Vamos fazer um exercício de reprodução da mente conturbada de Juvenal raciocinando a respeito dos eventos dos derradeiros dez dias:
“Se eu tivesse... desde que soube... os fusos horários... minha irmãzinha doce e prestimosa... substituição... fazer valer minha carta de motorista... liberação do veículo... delegacia... dinheiro que vem fácil... dificuldades... subjugação... Armando deve estar estranhando... colocar vidro à prova de balas... meu tio não deve saber... Tadeu batendo a cabeça por aí... sintomas de agonia... submetralhadora e munição para... alimentar os cães... Francisca não serve para mais nada... necessidade de exterminar o casal... luto e febre... Faculdade de Turismo... exame de habilitação... “hackers” e “furos” nos “sites” bancários... não ser dono do próprio destino... minha mãe e minhas irmãs... genomas, ADN, cromossomas... não do mesmo jeito... manter as professoras... assistir às aulas... ler sem decorar... estipular horários...”

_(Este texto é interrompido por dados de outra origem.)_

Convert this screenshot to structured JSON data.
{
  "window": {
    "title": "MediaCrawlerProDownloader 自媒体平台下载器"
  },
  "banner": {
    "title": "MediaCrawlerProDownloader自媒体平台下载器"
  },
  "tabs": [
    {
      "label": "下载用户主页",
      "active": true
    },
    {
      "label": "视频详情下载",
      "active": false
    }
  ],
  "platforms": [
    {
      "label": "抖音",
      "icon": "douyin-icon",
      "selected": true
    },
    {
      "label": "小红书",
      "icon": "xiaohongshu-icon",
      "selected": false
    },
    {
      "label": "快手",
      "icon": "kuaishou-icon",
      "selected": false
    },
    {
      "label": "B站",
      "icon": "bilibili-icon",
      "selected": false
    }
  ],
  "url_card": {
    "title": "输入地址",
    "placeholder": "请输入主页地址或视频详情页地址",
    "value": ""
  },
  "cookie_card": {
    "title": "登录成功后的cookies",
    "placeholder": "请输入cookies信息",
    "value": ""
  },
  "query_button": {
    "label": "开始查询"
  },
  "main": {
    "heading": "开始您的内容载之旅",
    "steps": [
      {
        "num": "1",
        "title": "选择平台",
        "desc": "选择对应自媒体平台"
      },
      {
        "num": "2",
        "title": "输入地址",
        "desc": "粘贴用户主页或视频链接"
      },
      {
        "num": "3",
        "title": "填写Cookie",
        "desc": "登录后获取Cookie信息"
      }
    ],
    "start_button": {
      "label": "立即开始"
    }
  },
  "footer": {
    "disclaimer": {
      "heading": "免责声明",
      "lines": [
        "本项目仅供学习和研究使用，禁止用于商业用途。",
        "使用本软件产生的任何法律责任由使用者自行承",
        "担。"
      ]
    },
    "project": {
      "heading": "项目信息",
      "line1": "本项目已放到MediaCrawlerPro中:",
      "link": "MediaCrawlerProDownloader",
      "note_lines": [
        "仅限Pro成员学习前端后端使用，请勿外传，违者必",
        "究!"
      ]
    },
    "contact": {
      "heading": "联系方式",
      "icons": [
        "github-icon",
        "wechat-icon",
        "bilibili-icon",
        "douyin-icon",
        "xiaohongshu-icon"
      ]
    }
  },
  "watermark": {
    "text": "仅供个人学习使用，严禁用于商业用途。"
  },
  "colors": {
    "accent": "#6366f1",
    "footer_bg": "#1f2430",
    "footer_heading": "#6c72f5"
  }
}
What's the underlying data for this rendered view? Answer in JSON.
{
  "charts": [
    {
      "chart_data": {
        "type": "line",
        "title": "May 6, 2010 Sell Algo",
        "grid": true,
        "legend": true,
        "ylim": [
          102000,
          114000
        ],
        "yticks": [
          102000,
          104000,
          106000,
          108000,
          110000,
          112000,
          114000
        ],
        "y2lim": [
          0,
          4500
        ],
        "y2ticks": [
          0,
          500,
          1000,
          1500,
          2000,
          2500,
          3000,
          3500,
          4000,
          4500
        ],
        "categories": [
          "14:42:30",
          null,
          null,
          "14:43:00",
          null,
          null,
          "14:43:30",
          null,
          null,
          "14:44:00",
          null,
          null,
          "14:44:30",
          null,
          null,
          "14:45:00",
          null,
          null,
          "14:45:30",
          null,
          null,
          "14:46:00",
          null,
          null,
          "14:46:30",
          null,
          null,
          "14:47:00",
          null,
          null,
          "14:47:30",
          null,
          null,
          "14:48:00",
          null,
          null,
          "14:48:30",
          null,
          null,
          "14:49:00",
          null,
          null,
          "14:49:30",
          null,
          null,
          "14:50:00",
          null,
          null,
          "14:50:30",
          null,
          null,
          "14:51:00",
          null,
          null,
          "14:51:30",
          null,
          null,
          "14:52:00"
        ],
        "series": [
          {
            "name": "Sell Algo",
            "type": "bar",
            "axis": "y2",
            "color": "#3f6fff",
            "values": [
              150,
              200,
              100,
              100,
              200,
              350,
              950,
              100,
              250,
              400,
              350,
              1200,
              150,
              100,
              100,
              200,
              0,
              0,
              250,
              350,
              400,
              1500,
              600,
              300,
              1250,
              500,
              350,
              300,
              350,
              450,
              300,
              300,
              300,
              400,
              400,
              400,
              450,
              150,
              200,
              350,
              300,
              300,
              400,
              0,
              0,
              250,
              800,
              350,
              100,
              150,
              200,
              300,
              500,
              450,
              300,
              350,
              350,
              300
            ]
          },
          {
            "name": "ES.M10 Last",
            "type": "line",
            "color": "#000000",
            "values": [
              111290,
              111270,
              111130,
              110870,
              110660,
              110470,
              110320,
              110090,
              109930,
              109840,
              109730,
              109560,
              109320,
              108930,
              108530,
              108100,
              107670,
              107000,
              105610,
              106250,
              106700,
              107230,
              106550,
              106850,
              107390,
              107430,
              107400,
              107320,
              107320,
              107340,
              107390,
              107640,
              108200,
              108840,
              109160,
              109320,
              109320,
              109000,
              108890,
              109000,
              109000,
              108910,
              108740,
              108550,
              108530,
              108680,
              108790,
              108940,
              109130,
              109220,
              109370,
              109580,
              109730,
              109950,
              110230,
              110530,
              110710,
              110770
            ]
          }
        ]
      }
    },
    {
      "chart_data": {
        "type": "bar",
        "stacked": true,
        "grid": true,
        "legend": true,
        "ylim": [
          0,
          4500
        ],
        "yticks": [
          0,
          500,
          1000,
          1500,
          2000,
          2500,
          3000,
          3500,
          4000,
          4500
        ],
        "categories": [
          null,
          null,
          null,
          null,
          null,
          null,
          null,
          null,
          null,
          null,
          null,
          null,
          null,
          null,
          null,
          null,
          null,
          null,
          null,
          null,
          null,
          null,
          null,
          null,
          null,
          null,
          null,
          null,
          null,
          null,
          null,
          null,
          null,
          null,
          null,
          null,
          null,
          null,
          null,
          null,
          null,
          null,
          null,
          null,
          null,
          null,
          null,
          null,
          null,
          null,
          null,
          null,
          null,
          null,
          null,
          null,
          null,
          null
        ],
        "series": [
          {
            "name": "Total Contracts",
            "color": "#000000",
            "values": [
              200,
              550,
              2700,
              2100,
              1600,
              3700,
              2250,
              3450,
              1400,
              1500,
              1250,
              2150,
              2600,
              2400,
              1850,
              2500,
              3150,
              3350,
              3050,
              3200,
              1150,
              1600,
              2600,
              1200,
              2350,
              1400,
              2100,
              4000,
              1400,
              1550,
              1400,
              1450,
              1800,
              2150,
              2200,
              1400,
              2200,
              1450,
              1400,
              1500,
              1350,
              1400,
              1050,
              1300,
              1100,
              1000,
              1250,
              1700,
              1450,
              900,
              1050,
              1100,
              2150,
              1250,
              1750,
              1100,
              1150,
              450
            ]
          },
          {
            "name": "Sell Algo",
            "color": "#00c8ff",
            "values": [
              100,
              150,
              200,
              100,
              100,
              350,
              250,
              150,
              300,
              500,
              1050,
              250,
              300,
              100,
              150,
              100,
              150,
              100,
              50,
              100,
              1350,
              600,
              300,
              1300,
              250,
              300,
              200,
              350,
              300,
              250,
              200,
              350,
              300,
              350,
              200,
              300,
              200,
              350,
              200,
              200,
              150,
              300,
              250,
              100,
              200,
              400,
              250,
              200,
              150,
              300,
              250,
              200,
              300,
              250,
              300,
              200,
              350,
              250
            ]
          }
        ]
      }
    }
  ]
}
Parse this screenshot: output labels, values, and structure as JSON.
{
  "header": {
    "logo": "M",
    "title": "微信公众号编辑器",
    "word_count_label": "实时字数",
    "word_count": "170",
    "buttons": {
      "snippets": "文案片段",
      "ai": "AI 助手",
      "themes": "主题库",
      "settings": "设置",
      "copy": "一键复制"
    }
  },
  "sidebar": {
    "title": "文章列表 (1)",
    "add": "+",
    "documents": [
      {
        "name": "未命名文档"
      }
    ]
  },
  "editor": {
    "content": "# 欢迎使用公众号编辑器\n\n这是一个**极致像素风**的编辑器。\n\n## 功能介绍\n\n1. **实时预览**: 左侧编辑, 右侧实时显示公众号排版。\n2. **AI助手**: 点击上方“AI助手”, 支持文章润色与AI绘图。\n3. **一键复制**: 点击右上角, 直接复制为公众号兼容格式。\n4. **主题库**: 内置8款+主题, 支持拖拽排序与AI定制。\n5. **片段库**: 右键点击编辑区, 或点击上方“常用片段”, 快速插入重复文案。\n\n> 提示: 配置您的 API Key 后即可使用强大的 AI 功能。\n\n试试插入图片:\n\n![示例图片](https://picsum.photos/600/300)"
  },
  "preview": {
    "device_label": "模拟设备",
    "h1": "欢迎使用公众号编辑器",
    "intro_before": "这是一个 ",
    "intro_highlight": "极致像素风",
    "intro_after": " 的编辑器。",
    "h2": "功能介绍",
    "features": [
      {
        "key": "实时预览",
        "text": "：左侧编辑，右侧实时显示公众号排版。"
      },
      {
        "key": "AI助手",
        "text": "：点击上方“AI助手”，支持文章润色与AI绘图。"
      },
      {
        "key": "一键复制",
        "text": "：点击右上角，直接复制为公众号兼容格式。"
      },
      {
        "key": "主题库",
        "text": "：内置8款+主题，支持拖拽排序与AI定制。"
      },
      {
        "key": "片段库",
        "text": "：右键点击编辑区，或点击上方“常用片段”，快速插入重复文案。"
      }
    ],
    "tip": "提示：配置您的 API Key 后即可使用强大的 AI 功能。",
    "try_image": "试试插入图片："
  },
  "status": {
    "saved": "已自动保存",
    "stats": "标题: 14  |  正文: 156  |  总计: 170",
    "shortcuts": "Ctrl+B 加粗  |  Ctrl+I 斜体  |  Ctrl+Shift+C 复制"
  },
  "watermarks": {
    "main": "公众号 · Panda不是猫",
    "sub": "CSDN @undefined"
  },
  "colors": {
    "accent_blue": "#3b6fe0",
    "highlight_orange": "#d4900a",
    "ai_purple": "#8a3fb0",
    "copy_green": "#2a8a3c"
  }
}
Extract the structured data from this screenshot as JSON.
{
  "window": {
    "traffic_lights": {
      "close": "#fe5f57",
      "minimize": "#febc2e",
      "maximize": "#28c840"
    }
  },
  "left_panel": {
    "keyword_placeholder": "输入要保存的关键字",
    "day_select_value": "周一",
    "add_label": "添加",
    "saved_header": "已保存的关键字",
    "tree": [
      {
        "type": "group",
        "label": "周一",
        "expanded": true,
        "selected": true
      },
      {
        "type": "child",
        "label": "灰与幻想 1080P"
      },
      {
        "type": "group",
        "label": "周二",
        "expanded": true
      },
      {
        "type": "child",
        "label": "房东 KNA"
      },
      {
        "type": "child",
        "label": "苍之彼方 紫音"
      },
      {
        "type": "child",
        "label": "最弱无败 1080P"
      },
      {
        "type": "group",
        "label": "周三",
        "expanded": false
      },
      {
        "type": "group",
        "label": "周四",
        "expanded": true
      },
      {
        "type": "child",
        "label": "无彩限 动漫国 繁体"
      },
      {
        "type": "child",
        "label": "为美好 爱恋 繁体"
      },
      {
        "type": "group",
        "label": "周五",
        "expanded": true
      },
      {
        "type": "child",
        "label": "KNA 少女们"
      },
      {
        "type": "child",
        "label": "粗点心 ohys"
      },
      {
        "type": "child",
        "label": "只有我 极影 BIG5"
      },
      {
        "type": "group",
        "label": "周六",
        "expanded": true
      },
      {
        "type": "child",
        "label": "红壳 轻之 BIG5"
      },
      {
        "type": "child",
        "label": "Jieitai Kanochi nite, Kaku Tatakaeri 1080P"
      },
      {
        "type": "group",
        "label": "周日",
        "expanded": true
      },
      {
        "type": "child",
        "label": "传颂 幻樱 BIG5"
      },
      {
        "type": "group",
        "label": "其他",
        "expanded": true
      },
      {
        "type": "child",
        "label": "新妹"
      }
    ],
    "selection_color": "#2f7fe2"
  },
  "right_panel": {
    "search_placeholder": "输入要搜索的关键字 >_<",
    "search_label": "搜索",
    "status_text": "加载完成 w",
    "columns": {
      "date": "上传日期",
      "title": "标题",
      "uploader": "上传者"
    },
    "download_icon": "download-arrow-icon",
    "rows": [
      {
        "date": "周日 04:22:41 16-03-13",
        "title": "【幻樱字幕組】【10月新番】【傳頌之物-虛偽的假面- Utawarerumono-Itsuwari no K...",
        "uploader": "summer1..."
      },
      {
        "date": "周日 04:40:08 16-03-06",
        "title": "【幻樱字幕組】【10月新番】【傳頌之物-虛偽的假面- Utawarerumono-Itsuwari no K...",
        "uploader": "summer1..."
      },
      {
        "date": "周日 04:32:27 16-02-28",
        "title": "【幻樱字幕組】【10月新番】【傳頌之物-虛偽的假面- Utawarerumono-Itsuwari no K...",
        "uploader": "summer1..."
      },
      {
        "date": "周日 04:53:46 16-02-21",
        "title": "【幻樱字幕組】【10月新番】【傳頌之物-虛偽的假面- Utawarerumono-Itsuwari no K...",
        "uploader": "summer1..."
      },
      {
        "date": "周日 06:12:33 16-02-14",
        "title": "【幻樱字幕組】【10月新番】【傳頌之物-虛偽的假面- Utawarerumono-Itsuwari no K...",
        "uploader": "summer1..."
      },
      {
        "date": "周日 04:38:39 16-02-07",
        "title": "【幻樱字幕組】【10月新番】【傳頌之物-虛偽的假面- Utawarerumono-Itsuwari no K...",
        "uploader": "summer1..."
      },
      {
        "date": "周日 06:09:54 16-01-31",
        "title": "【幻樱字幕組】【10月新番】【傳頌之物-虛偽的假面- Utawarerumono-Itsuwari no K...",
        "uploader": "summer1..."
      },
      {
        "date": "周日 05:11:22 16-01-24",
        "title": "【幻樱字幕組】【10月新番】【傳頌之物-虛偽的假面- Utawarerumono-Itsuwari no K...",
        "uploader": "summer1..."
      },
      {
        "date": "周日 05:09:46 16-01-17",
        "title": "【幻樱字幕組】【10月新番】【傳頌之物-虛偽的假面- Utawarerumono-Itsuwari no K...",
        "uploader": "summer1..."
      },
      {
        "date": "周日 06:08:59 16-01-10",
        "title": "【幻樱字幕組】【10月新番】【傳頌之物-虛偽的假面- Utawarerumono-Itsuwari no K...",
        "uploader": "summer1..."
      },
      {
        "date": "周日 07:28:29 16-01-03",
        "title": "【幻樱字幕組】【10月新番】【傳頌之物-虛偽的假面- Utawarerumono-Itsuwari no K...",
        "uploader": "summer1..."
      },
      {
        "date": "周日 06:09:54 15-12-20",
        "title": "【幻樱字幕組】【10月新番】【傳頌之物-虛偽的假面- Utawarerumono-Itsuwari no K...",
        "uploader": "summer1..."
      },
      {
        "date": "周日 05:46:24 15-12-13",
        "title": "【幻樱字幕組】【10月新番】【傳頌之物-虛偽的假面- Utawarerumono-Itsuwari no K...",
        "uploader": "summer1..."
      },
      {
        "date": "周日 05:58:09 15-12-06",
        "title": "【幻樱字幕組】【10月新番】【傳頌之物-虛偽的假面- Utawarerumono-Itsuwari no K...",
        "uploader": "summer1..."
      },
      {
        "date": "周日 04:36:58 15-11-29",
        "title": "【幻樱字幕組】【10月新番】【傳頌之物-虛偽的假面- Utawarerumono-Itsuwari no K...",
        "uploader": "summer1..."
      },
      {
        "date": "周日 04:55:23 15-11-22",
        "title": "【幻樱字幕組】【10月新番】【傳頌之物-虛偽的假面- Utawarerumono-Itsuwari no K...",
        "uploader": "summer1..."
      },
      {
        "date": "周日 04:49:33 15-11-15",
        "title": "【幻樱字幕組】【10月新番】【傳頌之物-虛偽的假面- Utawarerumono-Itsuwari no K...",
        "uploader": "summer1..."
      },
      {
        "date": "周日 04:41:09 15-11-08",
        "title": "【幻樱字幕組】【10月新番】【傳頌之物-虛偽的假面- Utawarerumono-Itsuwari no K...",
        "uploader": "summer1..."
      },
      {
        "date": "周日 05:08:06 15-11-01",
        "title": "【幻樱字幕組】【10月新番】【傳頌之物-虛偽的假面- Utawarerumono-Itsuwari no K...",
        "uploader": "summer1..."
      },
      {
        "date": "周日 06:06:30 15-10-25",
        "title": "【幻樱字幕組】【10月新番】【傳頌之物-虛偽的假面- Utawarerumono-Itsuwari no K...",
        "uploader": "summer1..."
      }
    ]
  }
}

Apesar da velocidade com que passava de um tema a outro, eram todos recorrentes, voltando a passar pela mente sem solicitação da vontade. De positivo, como realização que alterou sua vida, pediu a Ângela que continuasse ali dando as aulas aos dois alunos, porque pretendia assistir a todas. Poderia trazer mais dois ou três: não tinha importância que a matéria a ser dada ele já houvesse estudado, pois refrescar a memória com os tópicos básicos parecia-lhe importante.
Também dispensou todos os empregados, conservando apenas Tadeu com a tia, esta por estar velha.; aquele por ser o único que restara capaz de dar conta de recolher os cães pela manhã.
Quanto à Professora Elvira, não encontrava desculpa para obter dela cooperação no sentido de continuar freqüentando a casa na qualidade de profissional da área de Educação Física. No entanto, considerava importante realizar exercícios que o mantivessem saudável. De qualquer forma, tinha de conversar com ela, pagar-lhe o que lhe devia e sondar-lhe as pretensões ao levar Lutécia ao centro espírita.
À tarde do dia do contato com a organização, ligou para a professora e combinaram encontrar-se à noite, justamente no centro a que ela se dedicava.
— Tio, o senhor vai comigo? — perguntou Juvenal ao telefone.
— Por que você quer que eu vá também?
— Estou muito só nesta casa imensa, ainda mais agora que nem empregados tenho. A Francisca desapareceu e o Tadeu fica conversando com os cães, como se eles tivessem respostas para lhe dar. Eu nem chego perto. Fico olhando da janela.
— Por que você não vem morar comigo?
— Nem pense nisso. Eu estou bem aqui. Tenho a Internet e os canais pagos, com os filmes que me agradam.
— Eu sei: os “thrillers” de “suspense”, os dramas e documentários de guerra...
— O senhor andou olhando a minha videoteca...
— Eu conversava sobre isso com sua irmã, coitadinha.
Naquela noite, José e Juvenal chegaram juntos ao encontro com Elvira.